[Wi-Fi Clinic] Why is my Wi-Fi unstable? | Channel Selection

Co-Channel Interference (CCI)

Living on the same floor (channel), two speakers playing a music have almost inevitable risk of hearing each other unless you have enough physical distance separation. This is the interference. As depicted in the analogy diagram above, if you and your family member or neighbor are listening to a different music using a separate loud speaker at the same time, both will hear the other music in the middle. What can you do to enjoy your own music without hearing the other speaker? One simple way is taking a turn.

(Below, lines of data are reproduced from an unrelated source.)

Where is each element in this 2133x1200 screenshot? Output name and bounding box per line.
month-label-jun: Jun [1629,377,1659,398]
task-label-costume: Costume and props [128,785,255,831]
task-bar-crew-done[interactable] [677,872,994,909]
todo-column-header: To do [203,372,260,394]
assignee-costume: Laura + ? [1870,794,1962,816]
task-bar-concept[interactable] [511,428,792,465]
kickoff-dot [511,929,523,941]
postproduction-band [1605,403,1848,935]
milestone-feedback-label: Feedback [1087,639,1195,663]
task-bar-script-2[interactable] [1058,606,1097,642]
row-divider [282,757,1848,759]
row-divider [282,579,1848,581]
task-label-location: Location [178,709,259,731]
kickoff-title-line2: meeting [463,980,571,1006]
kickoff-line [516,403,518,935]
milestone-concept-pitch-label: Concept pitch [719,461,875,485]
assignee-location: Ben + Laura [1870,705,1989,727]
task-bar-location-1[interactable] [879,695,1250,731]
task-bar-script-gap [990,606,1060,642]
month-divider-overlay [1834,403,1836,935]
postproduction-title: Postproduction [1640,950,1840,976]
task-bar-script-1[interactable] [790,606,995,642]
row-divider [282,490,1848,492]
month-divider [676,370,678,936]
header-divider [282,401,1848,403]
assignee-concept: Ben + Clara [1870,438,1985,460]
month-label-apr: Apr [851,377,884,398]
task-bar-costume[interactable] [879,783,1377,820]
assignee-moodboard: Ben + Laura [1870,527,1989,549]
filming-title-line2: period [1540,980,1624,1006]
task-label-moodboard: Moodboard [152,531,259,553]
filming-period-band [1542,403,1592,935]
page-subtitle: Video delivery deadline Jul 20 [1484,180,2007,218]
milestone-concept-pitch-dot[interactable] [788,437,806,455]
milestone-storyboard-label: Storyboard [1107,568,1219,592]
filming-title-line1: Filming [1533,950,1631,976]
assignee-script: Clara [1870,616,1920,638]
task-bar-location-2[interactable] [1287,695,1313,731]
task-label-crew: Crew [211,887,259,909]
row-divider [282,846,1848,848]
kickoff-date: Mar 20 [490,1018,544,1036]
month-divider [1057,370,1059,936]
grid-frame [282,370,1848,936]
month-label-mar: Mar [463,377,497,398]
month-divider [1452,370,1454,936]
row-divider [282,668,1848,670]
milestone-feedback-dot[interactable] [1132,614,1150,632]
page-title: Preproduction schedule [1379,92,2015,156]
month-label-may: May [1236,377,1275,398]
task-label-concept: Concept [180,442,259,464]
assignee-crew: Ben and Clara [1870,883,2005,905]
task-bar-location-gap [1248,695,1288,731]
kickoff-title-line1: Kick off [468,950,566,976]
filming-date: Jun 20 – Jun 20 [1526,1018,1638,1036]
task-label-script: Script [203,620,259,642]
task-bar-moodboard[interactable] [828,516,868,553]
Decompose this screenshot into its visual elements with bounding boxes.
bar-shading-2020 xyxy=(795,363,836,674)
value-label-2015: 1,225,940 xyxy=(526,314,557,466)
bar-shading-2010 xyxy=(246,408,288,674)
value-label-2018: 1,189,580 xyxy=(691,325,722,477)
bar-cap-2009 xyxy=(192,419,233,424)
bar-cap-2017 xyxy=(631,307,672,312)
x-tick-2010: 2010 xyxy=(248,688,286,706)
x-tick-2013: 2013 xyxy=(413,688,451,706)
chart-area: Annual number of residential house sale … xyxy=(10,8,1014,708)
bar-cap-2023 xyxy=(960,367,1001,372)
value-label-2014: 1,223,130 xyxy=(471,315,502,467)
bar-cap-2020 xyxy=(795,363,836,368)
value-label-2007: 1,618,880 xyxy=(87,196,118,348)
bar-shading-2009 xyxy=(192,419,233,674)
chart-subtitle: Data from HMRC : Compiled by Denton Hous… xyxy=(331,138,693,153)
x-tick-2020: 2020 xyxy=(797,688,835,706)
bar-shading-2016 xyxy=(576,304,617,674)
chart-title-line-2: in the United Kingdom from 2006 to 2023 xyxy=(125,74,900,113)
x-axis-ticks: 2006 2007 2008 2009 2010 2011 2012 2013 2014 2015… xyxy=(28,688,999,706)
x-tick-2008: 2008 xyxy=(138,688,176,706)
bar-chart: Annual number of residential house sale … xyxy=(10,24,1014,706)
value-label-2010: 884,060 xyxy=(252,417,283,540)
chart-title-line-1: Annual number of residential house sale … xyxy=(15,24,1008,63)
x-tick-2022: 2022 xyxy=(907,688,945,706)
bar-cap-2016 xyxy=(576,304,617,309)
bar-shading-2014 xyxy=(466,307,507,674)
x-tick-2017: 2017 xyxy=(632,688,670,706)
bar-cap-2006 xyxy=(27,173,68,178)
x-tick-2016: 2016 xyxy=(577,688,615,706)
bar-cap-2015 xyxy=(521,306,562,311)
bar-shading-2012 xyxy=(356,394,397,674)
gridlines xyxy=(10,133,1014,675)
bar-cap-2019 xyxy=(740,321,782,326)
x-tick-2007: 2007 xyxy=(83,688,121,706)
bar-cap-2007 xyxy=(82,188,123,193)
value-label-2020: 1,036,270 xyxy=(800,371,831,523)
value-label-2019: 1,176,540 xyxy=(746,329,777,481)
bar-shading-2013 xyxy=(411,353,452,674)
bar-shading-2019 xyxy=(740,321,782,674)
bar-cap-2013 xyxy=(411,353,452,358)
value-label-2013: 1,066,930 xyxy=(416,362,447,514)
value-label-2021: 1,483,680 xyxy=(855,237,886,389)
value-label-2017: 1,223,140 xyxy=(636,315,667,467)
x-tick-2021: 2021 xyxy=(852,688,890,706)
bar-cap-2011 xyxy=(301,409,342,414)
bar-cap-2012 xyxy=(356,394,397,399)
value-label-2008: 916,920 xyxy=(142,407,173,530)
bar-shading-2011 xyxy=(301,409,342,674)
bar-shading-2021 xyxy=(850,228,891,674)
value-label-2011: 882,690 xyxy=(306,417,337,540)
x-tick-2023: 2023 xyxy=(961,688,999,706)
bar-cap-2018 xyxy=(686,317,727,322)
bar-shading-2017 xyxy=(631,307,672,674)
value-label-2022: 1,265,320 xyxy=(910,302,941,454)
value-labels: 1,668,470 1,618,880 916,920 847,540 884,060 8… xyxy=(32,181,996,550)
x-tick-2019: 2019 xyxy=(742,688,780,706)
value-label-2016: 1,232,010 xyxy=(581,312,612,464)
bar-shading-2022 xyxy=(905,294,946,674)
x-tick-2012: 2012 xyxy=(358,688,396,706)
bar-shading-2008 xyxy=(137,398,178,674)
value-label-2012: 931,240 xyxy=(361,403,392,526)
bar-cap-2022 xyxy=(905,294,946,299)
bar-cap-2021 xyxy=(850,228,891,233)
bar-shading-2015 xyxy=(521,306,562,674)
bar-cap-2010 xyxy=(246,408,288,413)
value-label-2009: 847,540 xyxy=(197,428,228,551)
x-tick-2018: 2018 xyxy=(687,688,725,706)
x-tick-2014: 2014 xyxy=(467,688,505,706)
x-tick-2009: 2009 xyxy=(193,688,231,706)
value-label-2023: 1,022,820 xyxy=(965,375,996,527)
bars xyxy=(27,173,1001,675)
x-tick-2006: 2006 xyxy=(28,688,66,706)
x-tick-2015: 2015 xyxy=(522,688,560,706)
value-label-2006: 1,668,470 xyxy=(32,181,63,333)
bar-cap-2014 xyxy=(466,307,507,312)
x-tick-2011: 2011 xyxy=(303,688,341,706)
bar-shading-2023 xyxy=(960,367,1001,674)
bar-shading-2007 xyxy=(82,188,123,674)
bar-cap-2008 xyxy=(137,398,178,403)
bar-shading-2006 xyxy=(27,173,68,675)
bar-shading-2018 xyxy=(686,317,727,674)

In fact in the Wi-Fi world, there is a strict rule that two sources cannot transfer a data at the same time on given channel at a distance where they can hear each other because they will collide and whole data becomes unusable. The rule is called “clear channel assessment (CCA)”. It’s a simple rule. You listen first and make sure nobody else is using the channel (or playing music) then you play; otherwise, wait random time and check again.

If there is such rule, you feel the collision won’t happen unless some random, lottery winning chance two speakers hear nothing and start playing music right at the same time.

Unfortunately, there is another more frequent collision possibility. Let’s take a close look at one room with two speaker.

A person “A” sitting right next to red speaker has a control when to turn on the red speaker. In an above setting, Person A won’t hear green speakers sound because it is too far from it, so it starts playing red speaker.

If person “B” was listening to the music right in the middle between red and green speaker, he ends up hearing both. Since B does not have control of green speaker, green speaker may continue playing so does red.

Now if A is a selfish then he could continue listening his musics without any issue. However, remember in the Wi-Fi world, data transfer is bidirectional and one at a time. So if B was listening to the red speaker music instead of the green speaker, he’s having difficulty hearing the red speaker. So he’d complain/request more of his turn. This will slow down the A’s listening experience as B keeps asking for his turn.

This is an example of speaker (AP) affecting another speaker (AP) while on the same floor (channel). This is referred to as Co-channel interference (CCI). CCI, not to anyone’s surprise, will slow down overall network performance for both APs and all connected clients to those APs as illustrated by the above example case (ref).